Again, the rollout is currently limited to specific Android devices. A Google Pixel 4A and up will work here as will the Xiaomi 12T, 12T Pro, 13, and 13 Pro handsets. And you need to have Android 13 or better on the supported phone for Android app streaming on Chromebooks as well.
I’m not surprised that Google Pixel phones work here but I didn’t expect to see Xiaomi phones. Handsets from this Chinese brand aren’t easy to find in the U.S. Perhaps Google is including the Xiaomi line to get some testing input from overseas?
How to setup Android app streaming on a Chromebook
Provided you have a supported handset and Android 13 installed on it, the setup process is rather simple. More so if you already have the ChromeOS Phone Hub enabled and linked to a phone.
I did not, so I first had to click the Phone Hub tray icon on my Chromebook to start the process.
Make sure you have Wi-Fi and Bluetooth enabled for both your Chromebook and your Android phone. This isn’t required for Phone Hub, however, it is needed for the Android app streaming. I didn’t realize that and I typically don’t have Bluetooth enabled on my laptop or my phone. Switching them both on completed the setup process for me.

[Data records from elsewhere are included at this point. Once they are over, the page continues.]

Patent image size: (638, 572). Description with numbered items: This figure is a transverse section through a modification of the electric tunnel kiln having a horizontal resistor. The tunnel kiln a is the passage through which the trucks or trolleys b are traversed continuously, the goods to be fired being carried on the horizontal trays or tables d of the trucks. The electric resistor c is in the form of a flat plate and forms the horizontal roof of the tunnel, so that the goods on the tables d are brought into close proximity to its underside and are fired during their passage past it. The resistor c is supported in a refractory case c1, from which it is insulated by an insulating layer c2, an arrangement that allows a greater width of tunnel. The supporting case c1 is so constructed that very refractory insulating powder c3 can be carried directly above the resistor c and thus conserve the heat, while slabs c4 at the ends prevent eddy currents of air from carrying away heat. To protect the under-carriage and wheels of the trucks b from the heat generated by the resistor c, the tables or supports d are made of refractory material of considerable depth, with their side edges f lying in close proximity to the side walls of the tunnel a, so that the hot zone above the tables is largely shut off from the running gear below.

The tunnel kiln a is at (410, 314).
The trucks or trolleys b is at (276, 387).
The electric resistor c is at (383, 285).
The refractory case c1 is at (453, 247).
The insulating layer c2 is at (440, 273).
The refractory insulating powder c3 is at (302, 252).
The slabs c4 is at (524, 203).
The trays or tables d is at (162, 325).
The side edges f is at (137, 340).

I simply followed the prompts in the above Phone Hub setup process to link my Pixel 7 Pro to my Chromebook. Initially, I didn’t see the new “apps” option in my Chromebook settings under the Connected Devices section:
None of my Chromebooks have received the ChromeOS 113 update yet, so it appears ChromeOS 112 doesn’t currently support Android app streaming on Chromebooks. I switched over from the Stable Channel to the Beta Channel on my Chromebook to get the new “apps” setting. Personally, I would wait for ChromeOS 113 on your Chromebook rather than do what I did. It’s obviously your choice, however.
After moving to the ChromeOS Beta Channel, I then noticed the new option in the Chromebook settings under the Connected Devices tab:
Clicking Apps “Set up” button on the Chromebook settings prompted my phone to ask for app streaming permissions. Grant that and you should be all set.
What’s it like to use Android app streaming on a Chromebook?
After the setup process is complete, you can view your recent Android phone apps by clicking the Phone Hub icon on your Chromebook:
Above you can see that I most recently used the Mastodon mobile app, followed by Chrome and some Google apps. Clicking any of them opens the app on my phone and mirrors it to the Chromebook. Note that the icon all the way to the right is for opening up a menu of all Android apps on your phone.
The open app appears like a mini virtual phone display on your Chromebook. You can fully interact with it, minimize it or move to a previously used app.
I streamed the Mastodon app from my phone to my Chromebook and it mostly works well. I suspect different apps are going to have different issues and or experiences.
In this case, swiping up and down through a timeline worked fine. However, some of the posts moved left or right as if I was swiping; I couldn’t read either full post as a result. Again, experience may be heavily app dependent. I did test a few of the native Google apps and clearly, they’re well-optimized for app streaming: I saw no issues.
I still probably wouldn’t stream most of my phone apps to a Chromebook. That’s just me and it’s mainly because either the native Android app on my Chromebook or a better desktop version for Linux is my preference.
However, I do use the Google News app quite a bit on my mobile devices only. And streaming Google News is a good use case for a quick check of what’s happening while on my Chromebook.
While I can view Google News in a browser, I tend to lose a half-hour reading through a stream of long-form stories. So maybe Android app streaming on Chromebooks will work better for me here. I can just skim through headlines to get bite-sized updates. We’ll see over time.